As we each dragged our weary bodies onto the summit, a patch of dirt barely 5'x7', we were met with the cheers of our peers ahead and a sense of pride at what had been accomplished. All told, from an original roster on Saipan of ten, a total of six of us reached the summit. We added our names to a very short list in a notebook stored in a PVC pipe, took pictures, and ran some GPS experiments. The view was rather dull at first, but after a few minutes the clouds parted revealing the entirety of the crater. Fairy terns soared below, tiny white specks against a lush green backdrop. In the center is a small, barren patch of rock where steam still rises up- a subtle indication of the monster below. Two giant formations rise from the floor of the caldera to the south, a bank of bare cliffs belts around the northwest, and to the east clouds flow in through a dip in the rim. Some members stayed several hours, basking in the reward for the weeks labors- others elected to descend quickly, having been cold and hot and wet and sore for long enough. Even still, the trip back down was punctuated by photo stops every few minutes, as it is impossible to ignore the spectacular view for very long.

Two members spent an extra night camping on the mountain, and the rest of us spent the extra day visiting with the residents. As we all eventually wound up at base camp, we ate and drank like kings with our new friends on homemade smoked fish jerky, fresh fruit, powdered milk, warm beer, and the last of our camping rations. Later on the boat ride back we would stop in Pagan lagoon for a delicious sunset feast prepared by the ships crew- but still, it’s hard to beat canned sardines and Tang when you’re exhausted. We shared music, photos, and stories of generations of residents in the past as well as our time up on the mountain and signed their picnic table with a sharpie. We patted the heads of several dogs, a doomed coconut crab, and a rooster named Shampoo. Gifts and handshakes were exchanged, and with a great many moans and groans we loaded our putrid belongings and full hearts onto the skiff to re-board the Super Emerald and begin the long journey back towards wherever we had come from.

Agrigan is the seventh island from Saipan, approximately 240mi north. Five men live there presently, working on building and beautification projects assigned by NIMO. It is challenging work, far from support and resources, but they are doing a great job. The small community is kept clean and tidy, with flowers and edible produce planted everywhere. During our stay there we found the facilities to be quite livable, albeit challenging in some ways. There is no running water, but the outhouses were well maintained and sanitary. There is no power grid, but the generator and solar chargers were ample for our occasional device charging needs. It was actually quite refreshing to use electronics on a very minimal basis. There is no Joeten, but the sea and the forest provide more than enough to eat. In conclusion, I would encourage anyone looking for adventure and a meaningful break from their “regular” life to contact the Northern Islands Mayor’s Office about participating in their ongoing projects.

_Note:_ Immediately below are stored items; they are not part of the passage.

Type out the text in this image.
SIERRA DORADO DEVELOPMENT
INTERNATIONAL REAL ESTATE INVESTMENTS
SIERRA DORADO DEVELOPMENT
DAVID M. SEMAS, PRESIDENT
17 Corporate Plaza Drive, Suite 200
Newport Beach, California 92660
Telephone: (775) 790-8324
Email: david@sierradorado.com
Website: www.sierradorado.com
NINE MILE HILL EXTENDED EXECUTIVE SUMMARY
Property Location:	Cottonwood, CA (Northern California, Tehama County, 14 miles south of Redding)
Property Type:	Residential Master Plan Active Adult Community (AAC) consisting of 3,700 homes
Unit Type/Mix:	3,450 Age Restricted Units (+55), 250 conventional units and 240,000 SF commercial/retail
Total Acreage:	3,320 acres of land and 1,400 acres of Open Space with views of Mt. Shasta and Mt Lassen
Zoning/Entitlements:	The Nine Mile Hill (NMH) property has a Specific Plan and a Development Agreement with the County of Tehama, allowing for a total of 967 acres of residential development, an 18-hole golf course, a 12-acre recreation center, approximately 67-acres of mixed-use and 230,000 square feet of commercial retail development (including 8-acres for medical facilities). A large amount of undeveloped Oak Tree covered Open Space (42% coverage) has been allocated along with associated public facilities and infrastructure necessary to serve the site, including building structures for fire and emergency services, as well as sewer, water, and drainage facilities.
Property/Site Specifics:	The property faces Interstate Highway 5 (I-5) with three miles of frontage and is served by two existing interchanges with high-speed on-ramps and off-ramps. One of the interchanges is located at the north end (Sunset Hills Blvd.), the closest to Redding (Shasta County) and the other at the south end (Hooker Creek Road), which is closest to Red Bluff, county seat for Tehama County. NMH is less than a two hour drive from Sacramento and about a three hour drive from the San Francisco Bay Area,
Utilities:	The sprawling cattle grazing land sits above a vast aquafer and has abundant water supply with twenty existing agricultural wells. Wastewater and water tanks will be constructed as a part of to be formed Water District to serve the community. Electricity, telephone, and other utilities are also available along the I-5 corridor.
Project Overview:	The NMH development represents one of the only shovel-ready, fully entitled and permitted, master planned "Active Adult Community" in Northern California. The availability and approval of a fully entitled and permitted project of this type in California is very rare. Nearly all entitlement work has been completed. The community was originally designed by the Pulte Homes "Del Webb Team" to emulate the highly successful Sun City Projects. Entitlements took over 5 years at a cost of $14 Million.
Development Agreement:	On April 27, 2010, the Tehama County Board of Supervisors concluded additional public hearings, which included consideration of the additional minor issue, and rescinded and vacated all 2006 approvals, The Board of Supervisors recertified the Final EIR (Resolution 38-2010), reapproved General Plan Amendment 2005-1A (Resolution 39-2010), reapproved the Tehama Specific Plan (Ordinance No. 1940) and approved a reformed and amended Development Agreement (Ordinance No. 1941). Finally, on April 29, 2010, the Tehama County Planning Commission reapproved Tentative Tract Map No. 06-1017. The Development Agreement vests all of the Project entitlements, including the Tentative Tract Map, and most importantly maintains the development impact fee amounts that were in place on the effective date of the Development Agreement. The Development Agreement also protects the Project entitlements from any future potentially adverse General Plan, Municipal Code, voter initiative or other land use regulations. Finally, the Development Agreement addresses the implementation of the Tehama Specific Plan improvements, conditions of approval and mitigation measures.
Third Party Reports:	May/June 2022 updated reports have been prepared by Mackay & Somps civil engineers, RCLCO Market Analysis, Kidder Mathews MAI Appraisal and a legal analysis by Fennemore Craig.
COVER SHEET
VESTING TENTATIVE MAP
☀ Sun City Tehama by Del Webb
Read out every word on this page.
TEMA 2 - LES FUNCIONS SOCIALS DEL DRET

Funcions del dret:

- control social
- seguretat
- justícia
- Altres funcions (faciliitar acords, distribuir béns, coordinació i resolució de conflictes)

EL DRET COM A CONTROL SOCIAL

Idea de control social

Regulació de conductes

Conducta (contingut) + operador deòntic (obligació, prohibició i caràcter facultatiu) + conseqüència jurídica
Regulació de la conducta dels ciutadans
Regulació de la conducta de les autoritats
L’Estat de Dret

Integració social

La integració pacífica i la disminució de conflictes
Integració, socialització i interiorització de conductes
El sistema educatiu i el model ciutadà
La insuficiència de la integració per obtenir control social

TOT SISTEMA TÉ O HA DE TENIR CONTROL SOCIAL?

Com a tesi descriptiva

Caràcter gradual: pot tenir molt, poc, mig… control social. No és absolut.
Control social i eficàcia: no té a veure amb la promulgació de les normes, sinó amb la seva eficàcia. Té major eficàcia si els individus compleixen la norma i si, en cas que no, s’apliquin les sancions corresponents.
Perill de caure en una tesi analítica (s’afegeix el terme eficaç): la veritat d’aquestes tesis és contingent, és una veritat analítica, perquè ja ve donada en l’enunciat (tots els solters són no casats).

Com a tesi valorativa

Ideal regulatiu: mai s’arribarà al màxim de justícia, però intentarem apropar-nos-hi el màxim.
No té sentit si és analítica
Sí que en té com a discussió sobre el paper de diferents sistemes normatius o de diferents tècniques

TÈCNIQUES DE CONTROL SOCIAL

Special thanks to the guides/cutters — Ray Sablan, Joe Omar, Lawrence Twelbang, Inos Germinaro; Agrigan residents Chris Kaipat, Jeremy Tapolei, Eddie Suares, AJ Suares, CJ Tapolei; the climbers — Clint Kaul, Rob Suero, David Darby, Roger Kaul; Mayor Ben Santos; the crew of the Super Emerald; and Fishing and Tackle store.

Note: despite this article being about the experiences of a team I was merely accompanying to document, a sense of comradarie developed through the shared labors and difficulties to such degree that by the completion of the goal, there was no “I” and “them” but rather “we,” and the pronouns used in this writing intentionally reflect that.